Say you wanted to write a program to generate Fibonacci numbers. FORTRAN didn’t exist yet — that came four years after the 650 was released. So, in those early years you had to write out the machine-level operation codes for what you wanted to do, and then hand-assemble your program and punch out a deck of cards with your program stamped into them using a keypunch machine.
Poetry or Painting
There were a couple of ways to optimize your program:
- ✔️ You could design a faster algorithm or deploy data structures that are better suited to the problem
- ✔️ You could also optimize how your program loads and runs — working with the grain of the machinery. Magnetic drum memory, a forerunner to the modern hard drive, was the primary memory for the 650, and it was very slow. So your goal as a programmer was to minimize the rotational latency of the 12,500 RPM drum machine such that all of your code and data would be easily within reach of the CPU at the right moment during execution.

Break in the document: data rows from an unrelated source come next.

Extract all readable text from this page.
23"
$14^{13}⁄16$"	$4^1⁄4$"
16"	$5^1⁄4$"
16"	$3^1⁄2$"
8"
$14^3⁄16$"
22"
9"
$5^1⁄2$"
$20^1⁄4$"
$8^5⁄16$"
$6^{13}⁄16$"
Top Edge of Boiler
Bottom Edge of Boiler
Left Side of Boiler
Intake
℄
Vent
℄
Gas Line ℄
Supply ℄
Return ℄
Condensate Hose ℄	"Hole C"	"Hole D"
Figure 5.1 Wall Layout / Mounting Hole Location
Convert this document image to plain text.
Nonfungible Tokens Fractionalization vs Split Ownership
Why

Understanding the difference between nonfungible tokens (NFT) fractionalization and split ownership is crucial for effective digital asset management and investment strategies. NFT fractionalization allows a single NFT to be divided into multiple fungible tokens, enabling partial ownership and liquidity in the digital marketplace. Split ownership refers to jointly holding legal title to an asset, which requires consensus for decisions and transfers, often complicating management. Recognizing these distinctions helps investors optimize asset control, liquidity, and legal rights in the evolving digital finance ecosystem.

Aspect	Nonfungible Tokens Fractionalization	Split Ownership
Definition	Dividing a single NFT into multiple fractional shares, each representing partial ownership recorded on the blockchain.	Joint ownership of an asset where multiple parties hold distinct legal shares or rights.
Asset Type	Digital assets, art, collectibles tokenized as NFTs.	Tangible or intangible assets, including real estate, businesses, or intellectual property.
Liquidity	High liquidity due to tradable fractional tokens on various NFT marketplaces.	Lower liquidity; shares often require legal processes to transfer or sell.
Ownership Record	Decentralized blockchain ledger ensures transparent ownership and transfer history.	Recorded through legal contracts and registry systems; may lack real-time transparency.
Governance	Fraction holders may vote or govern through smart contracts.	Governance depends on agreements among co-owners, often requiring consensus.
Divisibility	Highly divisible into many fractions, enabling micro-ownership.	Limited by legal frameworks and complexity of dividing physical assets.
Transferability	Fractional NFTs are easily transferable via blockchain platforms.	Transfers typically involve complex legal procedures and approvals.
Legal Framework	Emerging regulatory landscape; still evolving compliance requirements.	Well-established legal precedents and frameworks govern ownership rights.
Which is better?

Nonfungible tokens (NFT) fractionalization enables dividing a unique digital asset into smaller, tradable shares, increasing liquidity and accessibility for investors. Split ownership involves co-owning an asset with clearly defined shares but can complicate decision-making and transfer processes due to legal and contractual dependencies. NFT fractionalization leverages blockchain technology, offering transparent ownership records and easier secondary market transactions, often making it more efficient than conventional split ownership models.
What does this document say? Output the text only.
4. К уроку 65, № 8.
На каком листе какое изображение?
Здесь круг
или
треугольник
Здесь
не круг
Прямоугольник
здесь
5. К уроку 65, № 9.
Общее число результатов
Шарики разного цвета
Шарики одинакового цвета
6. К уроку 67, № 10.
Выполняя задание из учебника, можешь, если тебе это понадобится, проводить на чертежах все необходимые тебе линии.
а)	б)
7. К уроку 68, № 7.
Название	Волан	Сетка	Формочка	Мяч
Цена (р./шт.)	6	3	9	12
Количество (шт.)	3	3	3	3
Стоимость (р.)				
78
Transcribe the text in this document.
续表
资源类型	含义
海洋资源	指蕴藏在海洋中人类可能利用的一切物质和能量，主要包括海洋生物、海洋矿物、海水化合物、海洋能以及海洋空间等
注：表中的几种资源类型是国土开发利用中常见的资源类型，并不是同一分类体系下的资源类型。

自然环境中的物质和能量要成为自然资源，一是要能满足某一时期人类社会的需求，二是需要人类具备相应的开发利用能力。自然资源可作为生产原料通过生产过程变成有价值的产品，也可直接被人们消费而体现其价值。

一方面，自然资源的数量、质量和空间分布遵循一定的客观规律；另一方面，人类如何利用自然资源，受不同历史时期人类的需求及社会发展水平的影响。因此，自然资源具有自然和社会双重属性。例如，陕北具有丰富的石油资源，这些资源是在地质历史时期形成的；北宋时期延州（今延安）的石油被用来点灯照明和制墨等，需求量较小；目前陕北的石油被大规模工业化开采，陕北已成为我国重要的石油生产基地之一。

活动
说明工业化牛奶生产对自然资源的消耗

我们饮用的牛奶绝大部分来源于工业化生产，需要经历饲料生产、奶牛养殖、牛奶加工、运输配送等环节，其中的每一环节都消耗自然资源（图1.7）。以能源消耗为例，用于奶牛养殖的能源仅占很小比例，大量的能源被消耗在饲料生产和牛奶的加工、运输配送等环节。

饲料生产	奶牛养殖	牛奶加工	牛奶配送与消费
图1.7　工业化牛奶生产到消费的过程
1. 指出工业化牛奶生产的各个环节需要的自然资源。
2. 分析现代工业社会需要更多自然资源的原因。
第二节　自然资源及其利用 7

You wanted perfect synchronization between the CPU cycles of the mainframe and these drum memory rotations.
Computer programming was forged here, at the rough intersection of mathematics and mechanical engineering. Knuth and the programmers of that era had to be smarter than the IBM 650.
In the first paragraph of the preface, Knuth calls programming “an aesthetic experience much like composing poetry or painting.”
I think this aesthetic beauty still captivates every aspiring programmer and every developer should read this book written 60 years ago.
After traveling a great distance along an exponential curve since the 1950s, it’s comforting to know that beauty remains intact. Though we no longer hammer out software and feed it into a hot, loud calculator, the beauty of programming still infuses every layer of abstraction.